Decía Thomas Jefferson que cuando alguien asume un cargo público debe considerarse a sí mismo como propiedad pública. La clásica escena del alcalde increpado por vecinos a la salida del Ayuntamiento porque su acera está rota, el suelo del parque es demasiado duro o la asociación de jubilados lleva tres meses sin poder celebrar la partida de mus semanal porque no hay calefacción. Pequeñas grandes batallas que los ciudadanos de municipios pequeños o medianos sabemos que son responsabilidad del Ayuntamiento y, por tanto, no cejamos en nuestro empeño de hacer partícipe a los cargos públicos correspondientes para que tomen cartas en el asunto.
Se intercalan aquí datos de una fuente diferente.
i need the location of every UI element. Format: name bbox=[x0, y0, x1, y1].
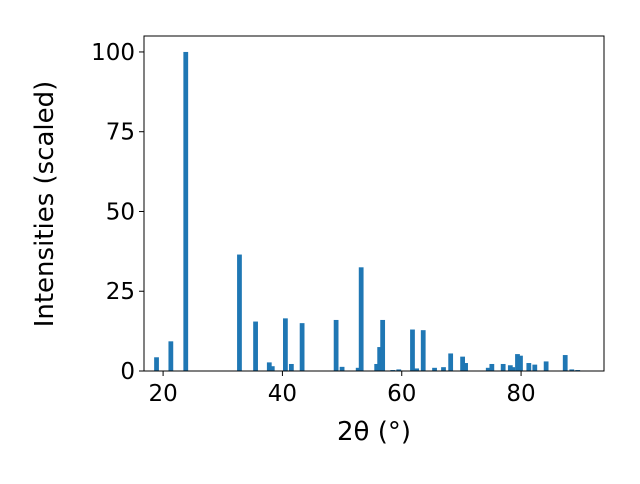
y-tick-label: 75 bbox=[106, 120, 135, 146]
bar bbox=[299, 323, 305, 371]
bar bbox=[288, 363, 294, 371]
bar bbox=[269, 366, 275, 371]
bar bbox=[410, 329, 415, 371]
bar bbox=[532, 364, 538, 371]
bar bbox=[333, 319, 339, 371]
bar bbox=[448, 353, 454, 371]
bar bbox=[463, 363, 468, 371]
x-tick-label: 40 bbox=[268, 381, 297, 407]
y-tick-label: 25 bbox=[106, 279, 135, 305]
bar bbox=[374, 363, 380, 371]
plot-frame bbox=[143, 35, 605, 372]
bar bbox=[460, 356, 465, 371]
bar bbox=[183, 51, 189, 371]
bar bbox=[562, 355, 568, 371]
bar bbox=[510, 367, 516, 371]
bar bbox=[358, 267, 364, 371]
y-tick-label: 100 bbox=[91, 40, 135, 66]
bar bbox=[489, 363, 495, 371]
x-tick-label: 80 bbox=[506, 381, 535, 407]
bar bbox=[377, 347, 383, 371]
bar bbox=[441, 367, 446, 371]
bar bbox=[414, 368, 420, 371]
bar bbox=[526, 363, 532, 371]
bar bbox=[543, 361, 549, 371]
bar bbox=[237, 254, 242, 371]
bar bbox=[168, 341, 174, 371]
bar bbox=[420, 330, 426, 371]
bar bbox=[432, 367, 437, 371]
y-tick-label: 0 bbox=[120, 359, 135, 385]
x-tick-label: 60 bbox=[387, 381, 416, 407]
bar bbox=[355, 367, 361, 371]
bar bbox=[266, 362, 272, 371]
bar bbox=[339, 366, 345, 371]
bar bbox=[485, 367, 491, 371]
x-axis-label: 2θ (°) bbox=[337, 417, 411, 447]
bar bbox=[518, 355, 523, 371]
bar bbox=[253, 321, 258, 371]
bar bbox=[380, 319, 386, 371]
bar bbox=[154, 357, 159, 371]
bar bbox=[283, 318, 288, 371]
bar bbox=[515, 354, 520, 371]
bar bbox=[569, 369, 575, 371]
y-axis-label: Intensities (scaled) bbox=[30, 81, 60, 328]
y-tick-label: 50 bbox=[106, 199, 135, 225]
bar bbox=[500, 363, 506, 371]
x-tick-label: 20 bbox=[148, 381, 177, 407]
bar bbox=[396, 369, 402, 371]
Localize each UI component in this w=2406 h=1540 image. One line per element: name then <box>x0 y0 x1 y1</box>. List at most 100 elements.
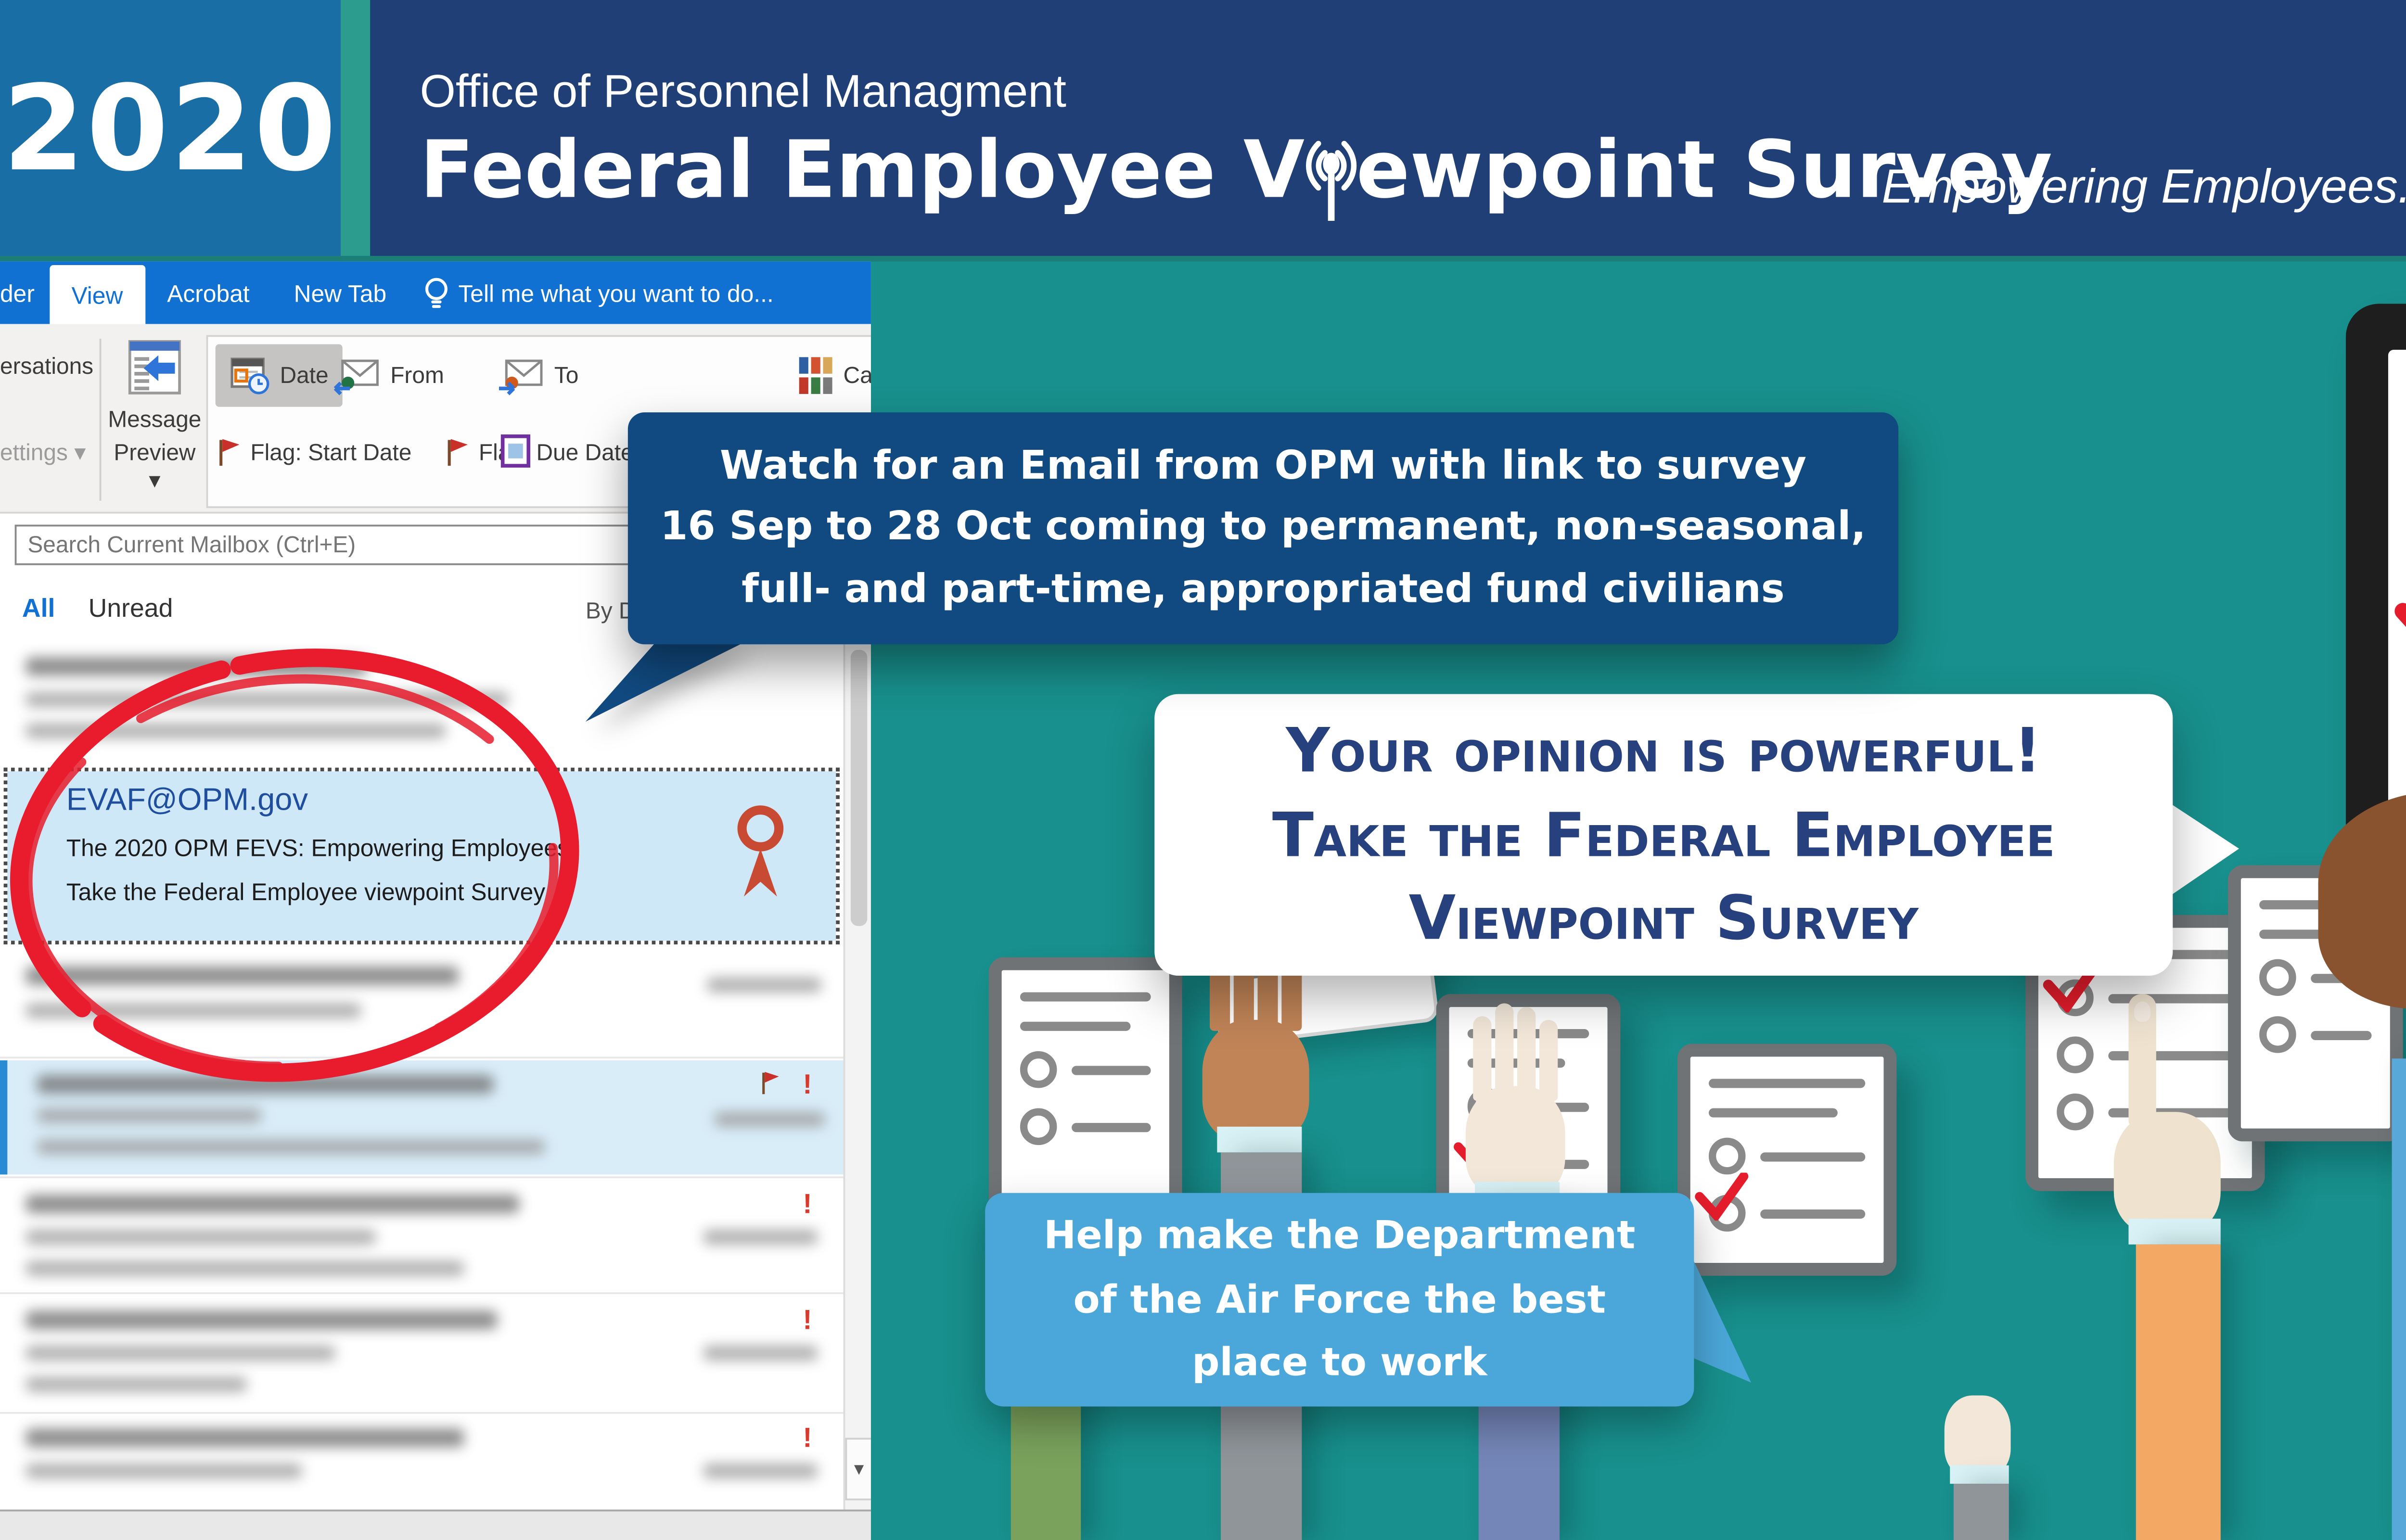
watch-line-2: 16 Sep to 28 Oct coming to permanent, no… <box>660 505 1866 551</box>
tab-view[interactable]: View <box>49 265 145 324</box>
message-preview-icon <box>128 340 181 395</box>
tab-new-tab[interactable]: New Tab <box>294 279 387 307</box>
flag-due-date-button[interactable]: Flag: Due Date <box>444 436 634 470</box>
flag-start-label: Flag: Start Date <box>250 440 412 466</box>
survey-card <box>1677 1044 1897 1276</box>
categories-button[interactable]: Cat <box>797 356 879 396</box>
red-check-icon <box>2043 957 2104 1013</box>
calendar-icon <box>230 357 269 395</box>
email-row-blurred[interactable]: ! <box>0 1178 844 1292</box>
banner-tagline: Empowering Employees. Inspiring Change. <box>1881 158 2406 214</box>
to-label: To <box>554 362 579 389</box>
email-subject: The 2020 OPM FEVS: Empowering Employees, <box>66 834 576 862</box>
email-preview: Take the Federal Employee viewpoint Surv… <box>66 878 546 906</box>
date-label: Date <box>280 362 329 389</box>
to-envelope-icon <box>499 359 543 395</box>
scrollbar-thumb[interactable] <box>850 649 868 926</box>
flag-icon <box>762 1071 779 1095</box>
watch-line-1: Watch for an Email from OPM with link to… <box>719 444 1807 490</box>
flag-icon <box>219 439 240 466</box>
help-line-1: Help make the Department <box>1044 1213 1636 1258</box>
tab-folder-partial[interactable]: der <box>0 279 35 307</box>
email-row-blurred[interactable] <box>0 948 844 1055</box>
arm-sleeve <box>2136 1244 2221 1540</box>
help-line-2: of the Air Force the best <box>1073 1277 1606 1322</box>
opinion-line-2: Take the Federal Employee <box>1272 798 2055 870</box>
scrollbar[interactable]: ▼ <box>843 642 873 1510</box>
scrollbar-down-button[interactable]: ▼ <box>845 1438 873 1501</box>
flag-start-date-button[interactable]: Flag: Start Date <box>216 436 412 470</box>
status-bar <box>0 1509 871 1540</box>
tell-me-label: Tell me what you want to do... <box>458 279 774 307</box>
from-label: From <box>390 362 444 389</box>
opinion-box-tail <box>2169 802 2240 897</box>
hand <box>2113 1112 2221 1234</box>
flag-icon <box>448 439 468 466</box>
email-row-selected-blurred[interactable]: ! <box>0 1060 851 1175</box>
banner-title: Federal Employee V ewpoint Survey <box>420 125 2053 221</box>
importance-icon: ! <box>803 1189 812 1221</box>
categories-icon <box>799 357 832 394</box>
finger <box>1539 1019 1558 1101</box>
message-preview-label-1: Message <box>108 407 202 433</box>
email-sender: EVAF@OPM.gov <box>66 782 308 817</box>
message-preview-label-2: Preview ▾ <box>114 439 196 494</box>
tell-me-box[interactable]: Tell me what you want to do... <box>409 261 788 324</box>
sort-by-date-button[interactable]: Date <box>215 344 344 407</box>
hand <box>1202 1019 1309 1142</box>
email-row-evaf[interactable]: EVAF@OPM.gov The 2020 OPM FEVS: Empoweri… <box>3 767 840 944</box>
outlook-ribbon-tabbar: der View Acrobat New Tab Tell me what yo… <box>0 261 871 324</box>
banner-underline <box>0 255 2406 262</box>
ribbon-divider <box>99 339 102 501</box>
banner-year: 2020 <box>2 63 338 199</box>
sort-by-from-button[interactable]: From <box>333 356 444 396</box>
task-icon <box>500 434 531 468</box>
banner-year-panel: 2020 <box>0 0 341 262</box>
opinion-box: Your opinion is powerful! Take the Feder… <box>1154 694 2173 976</box>
award-ribbon-icon <box>737 805 784 897</box>
email-row-blurred[interactable]: ! <box>0 1414 844 1510</box>
email-row-blurred[interactable]: ! <box>0 1294 844 1412</box>
sort-by-to-button[interactable]: To <box>497 356 578 396</box>
help-line-3: place to work <box>1192 1340 1487 1385</box>
help-callout: Help make the Department of the Air Forc… <box>985 1193 1694 1407</box>
help-callout-tail <box>1690 1253 1752 1383</box>
opinion-line-1: Your opinion is powerful! <box>1286 714 2042 787</box>
banner-title-post: ewpoint Survey <box>1356 125 2053 217</box>
watch-line-3: full- and part-time, appropriated fund c… <box>742 566 1785 612</box>
banner-title-pre: Federal Employee V <box>420 125 1305 217</box>
lightbulb-icon <box>425 277 448 307</box>
red-check-icon <box>1695 1172 1749 1221</box>
from-envelope-icon <box>333 359 379 395</box>
outlook-ribbon: ersations ettings ▾ Message Preview ▾ <box>0 324 879 514</box>
watch-callout: Watch for an Email from OPM with link to… <box>627 412 1899 645</box>
finger <box>1473 1016 1492 1101</box>
outlook-window: der View Acrobat New Tab Tell me what yo… <box>0 261 879 1540</box>
finger <box>1495 1003 1514 1099</box>
banner: 2020 Office of Personnel Managment Feder… <box>0 0 2406 262</box>
hand <box>1944 1395 2011 1476</box>
finger <box>1517 1007 1536 1099</box>
tablet-screen <box>2388 350 2406 884</box>
banner-org: Office of Personnel Managment <box>420 66 1067 118</box>
message-preview-button[interactable]: Message Preview ▾ <box>107 339 203 497</box>
conversations-label-partial[interactable]: ersations <box>0 353 94 380</box>
arm-sleeve <box>2392 1058 2406 1540</box>
importance-icon: ! <box>803 1305 812 1337</box>
banner-divider <box>340 0 371 262</box>
arm-sleeve <box>1953 1484 2009 1540</box>
importance-icon: ! <box>803 1069 812 1101</box>
email-list: EVAF@OPM.gov The 2020 OPM FEVS: Empoweri… <box>0 642 871 1510</box>
watch-callout-tail <box>585 642 744 722</box>
importance-icon: ! <box>803 1423 812 1454</box>
tab-acrobat[interactable]: Acrobat <box>167 279 250 307</box>
scroll-down-icon: ▼ <box>850 1460 868 1478</box>
red-check-icon <box>2394 603 2406 627</box>
survey-card <box>988 957 1182 1215</box>
opinion-line-3: Viewpoint Survey <box>1408 882 1919 955</box>
filter-unread[interactable]: Unread <box>88 593 173 623</box>
filter-all[interactable]: All <box>22 593 55 623</box>
antenna-icon <box>1305 140 1356 221</box>
settings-label-partial[interactable]: ettings ▾ <box>0 440 86 466</box>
A medida que avanzamos en el escalón de la representación, esta rendición de cuentas se aleja cada vez más. El contacto con diputados regionales apenas se reserva a unas cuantas asociaciones o, en el mejor de los casos, a vecinos de los anteriores municipios que contactan con sus concejales reconvertidos a parlamentarios. En el caso de los diputados nacionales el problema se incrementa no sólo por la lejanía con la que los observamos, sino también por el desconocimiento tanto de sus funciones como de, incluso, quiénes son personalmente. Pero, sin embargo, si es que cabe mayor distancia que la anterior, la mayor batalla en el campo de la relación entre los votantes y los votados se libra en el Senado.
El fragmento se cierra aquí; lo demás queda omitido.